Comair’s increase in revenue was mainly as a result of improved yields, as well as a 3% increase in passenger numbers despite the domestic market shrinking by 4%. The growth in passengers was achieved due to the strength of the kulula and British Airways brands and Comair’s ongoing focus on customer service. The capacity growth by Comair and its competitors has, however, resulted in a decline of 6% in average seat occupancy rates compared to the prior year.
Comair CEO, Erik Venter, said the greatest challenge for the 2014 financial year was to accommodate an 18% weakening of the average exchange rate, contributing to an increase of 19% in the price of fuel. “Excluding the effect of this increase, the cost per available seat decreased by 1.5%, achieved mainly through the efficiencies derived from the ongoing upgrading of the fleet. The new Boeing 737-800s, acquired 18 months ago, continued to perform exceptionally well, and Comair purchased a further, pre-owned ‘800 early in the year, followed by another ‘800 on lease. Both of these aircraft replaced Boeing 737-300s that were retired.”
Cash at year-end remained strong at R868 million, after accommodating outflows of R120 million for the 50% cash component of the purchase of the 737-800 aircraft, R151 million for the share buy-back, R152 million on pre-delivery payments for four new 737-800s from Boeing in late 2015 and 2016, and a R102 million deposit on the first African order for eight next-generation 737-8 Max aircraft from Boeing, to be delivered from 2019 to 2021.
Venter said Comair’s affiliated businesses of flight training, travel product distribution and airport lounges continued to perform well and in line with the prior year.

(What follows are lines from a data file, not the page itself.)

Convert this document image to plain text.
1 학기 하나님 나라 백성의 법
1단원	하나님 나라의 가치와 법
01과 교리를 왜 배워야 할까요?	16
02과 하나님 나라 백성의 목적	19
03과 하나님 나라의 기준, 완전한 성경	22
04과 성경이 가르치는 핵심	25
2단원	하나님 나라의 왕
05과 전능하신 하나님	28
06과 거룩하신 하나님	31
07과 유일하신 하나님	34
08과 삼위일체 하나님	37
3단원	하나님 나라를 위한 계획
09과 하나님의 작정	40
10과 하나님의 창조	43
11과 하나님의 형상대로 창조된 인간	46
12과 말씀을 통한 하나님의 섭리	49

The airline operator continued to invest in transformation initiatives, including its pilot cadet programme, airport learnerships and social responsibility, and it anticipates an improvement in its BEE score.
Commenting on the year ahead, Venter said despite the sluggish economy, declining passenger market and high operating costs, Comair remained confident in further growth in group profits. “The ongoing upgrades to the fleet will continue to improve operating efficiency while at the same time enhancing the revenue potential per flight. We are also focused on implementing technology solutions to enhance our operating performance, customer service experience and revenue generating opportunities.
“Despite the challenges of the industry and the additional capacity arising from potential new competitors, Comair’s much improved infrastructure and continued focus on customer service bode well for reasonable results in the year ahead,” he concluded.